Ethan Thornton dropped out of MIT at 19 to build weapons. His first attempt, a hydrogen-powered system cobbled together with parts from Home Depot and Amazon, failed. He pivoted. Three years later, his company, Mach Industries, is managing six distinct weapons programs and has just closed a $300 million Series C round at a $1.8 billion valuation.

Most defense startups choose a lane. They pick one platform, refine it, and scale. Thornton is doing the opposite. He is trying to build everything at once.

The Chess Game of Modern Warfare

Mach Industries is currently developing a vertical-takeoff strike aircraft, a long-range anti-ship missile, two stratospheric systems, a drone-killing interceptor, and a massive 40-foot Navy logistics craft. That last project represents a significant leap for a company whose largest aircraft to date measured just 13 feet.

Critics argue this diffuse focus is a liability. Thornton disagrees. He views the current geopolitical landscape as a high-stakes chess game against an adversary with vast resources. To him, picking a single product is a losing strategy. “It is a chess game you’re playing with an adversary,” he said at TechCrunch’s StrictlyVC event in Los Angeles. “With hundreds of different products that need to be shipped if we want security.”

Out-Creating, Not Out-Manufacturing

Thornton’s core thesis is that the United States cannot win a manufacturing war against China. Instead, he believes the U.S. must win through superior creativity and rapid productization. He points to Ukraine’s success against Russia as a blueprint for how a smaller player can leverage first-mover advantages to offset a manufacturing deficit.

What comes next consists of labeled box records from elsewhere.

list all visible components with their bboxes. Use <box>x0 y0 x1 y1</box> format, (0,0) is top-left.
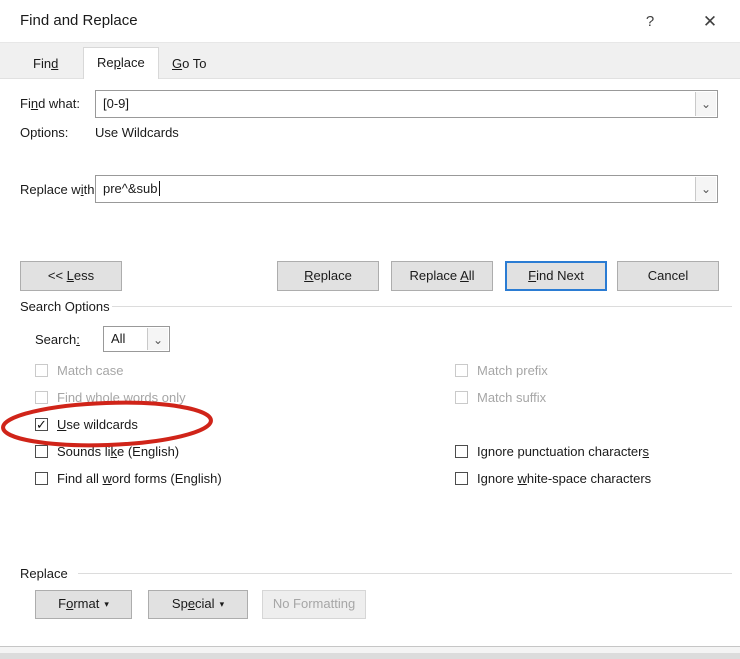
checkbox-match-suffix: Match suffix <box>455 389 546 405</box>
find-what-label: Find what: <box>20 96 80 111</box>
tab-go-to[interactable]: Go To <box>159 50 219 78</box>
tab-find[interactable]: Find <box>20 50 71 78</box>
search-options-divider <box>112 306 732 307</box>
checkbox-match-case: Match case <box>35 362 123 378</box>
checkbox-box-checked[interactable]: ✓ <box>35 418 48 431</box>
options-label: Options: <box>20 125 68 140</box>
checkbox-box[interactable] <box>455 445 468 458</box>
search-direction-combobox[interactable]: All ⌄ <box>103 326 170 352</box>
tab-strip: Find Replace Go To <box>0 42 740 79</box>
chevron-down-icon: ⌄ <box>153 333 163 347</box>
checkbox-match-prefix: Match prefix <box>455 362 548 378</box>
checkbox-use-wildcards[interactable]: ✓ Use wildcards <box>35 416 138 432</box>
checkbox-box <box>455 391 468 404</box>
checkbox-box[interactable] <box>35 445 48 458</box>
find-what-dropdown-button[interactable]: ⌄ <box>695 92 716 116</box>
checkbox-ignore-punctuation[interactable]: Ignore punctuation characters <box>455 443 649 459</box>
special-button[interactable]: Special▾ <box>148 590 248 619</box>
chevron-down-icon: ⌄ <box>701 97 711 111</box>
replace-with-value: pre^&sub <box>103 181 160 196</box>
close-icon[interactable]: ✕ <box>696 8 724 36</box>
background-strip <box>0 653 740 659</box>
replace-group-divider <box>78 573 732 574</box>
replace-with-label: Replace with: <box>20 182 98 197</box>
menu-arrow-icon: ▾ <box>220 599 225 609</box>
find-what-input[interactable]: [0-9] ⌄ <box>95 90 718 118</box>
help-icon[interactable]: ? <box>636 8 664 36</box>
checkbox-box[interactable] <box>35 472 48 485</box>
checkbox-box <box>35 364 48 377</box>
checkbox-ignore-whitespace[interactable]: Ignore white-space characters <box>455 470 651 486</box>
text-caret <box>159 181 160 196</box>
search-direction-value: All <box>111 331 125 346</box>
replace-group-label: Replace <box>20 566 68 581</box>
checkbox-find-whole-words-only: Find whole words only <box>35 389 186 405</box>
tab-replace[interactable]: Replace <box>83 47 159 79</box>
no-formatting-button: No Formatting <box>262 590 366 619</box>
search-options-group-label: Search Options <box>20 299 110 314</box>
screen: Find and Replace ? ✕ Find Replace Go To … <box>0 0 740 659</box>
find-replace-dialog: Find and Replace ? ✕ Find Replace Go To … <box>0 0 740 647</box>
checkbox-box <box>455 364 468 377</box>
search-direction-dropdown-button[interactable]: ⌄ <box>147 328 168 350</box>
checkbox-box[interactable] <box>455 472 468 485</box>
check-icon: ✓ <box>36 417 47 432</box>
options-value: Use Wildcards <box>95 125 179 140</box>
find-what-value: [0-9] <box>103 96 129 111</box>
format-button[interactable]: Format▾ <box>35 590 132 619</box>
checkbox-sounds-like[interactable]: Sounds like (English) <box>35 443 179 459</box>
less-button[interactable]: << Less <box>20 261 122 291</box>
replace-all-button[interactable]: Replace All <box>391 261 493 291</box>
replace-with-input[interactable]: pre^&sub ⌄ <box>95 175 718 203</box>
checkbox-find-all-word-forms[interactable]: Find all word forms (English) <box>35 470 222 486</box>
cancel-button[interactable]: Cancel <box>617 261 719 291</box>
find-next-button[interactable]: Find Next <box>505 261 607 291</box>
chevron-down-icon: ⌄ <box>701 182 711 196</box>
replace-with-dropdown-button[interactable]: ⌄ <box>695 177 716 201</box>
search-direction-label: Search: <box>35 332 80 347</box>
menu-arrow-icon: ▾ <box>104 599 109 609</box>
replace-button[interactable]: Replace <box>277 261 379 291</box>
dialog-title: Find and Replace <box>20 12 138 29</box>
checkbox-box <box>35 391 48 404</box>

But building hardware is notoriously difficult. The supply chain is the true bottleneck. To bypass traditional delays, Mach has taken control of its own components. They built and fired two jet engines from scratch in eight months—a process that typically takes four years. In May, they acquired Exquadrum, a solid rocket motor company, to secure their own propulsion supply. Today, selling components accounts for nearly half of the company’s revenue.

The Pressure to Deliver

Mach has won 13 government contracts, but none have reached full-rate production. That is the hurdle. Most defense programs stall in the middle stage of procurement, trapped between design and mass manufacturing. Thornton aims to push three of his six systems into rate manufacturing by the end of this year.

This is an aggressive timeline. It requires scaling from small batches to hundreds of thousands of units. If he succeeds, he proves that a bottom-up hardware strategy can compete with the software-first approach favored by industry giants like Anduril. If he fails, the company’s $1.8 billion valuation will look like a massive miscalculation.

Key Takeaways

  • Mach Industries is running six concurrent weapons programs, defying the industry standard of focusing on a single platform.
  • The company is vertically integrating its supply chain, manufacturing its own jet engines and rocket motors to avoid traditional procurement bottlenecks.
  • Thornton aims to move three of his six systems into full-rate manufacturing by the end of 2026, a feat rarely achieved in the defense sector.

Thornton is betting that speed is the ultimate weapon. He has the capital. He has the contracts. Now, he needs to prove that his company can move from prototypes to the battlefield before the window of opportunity closes.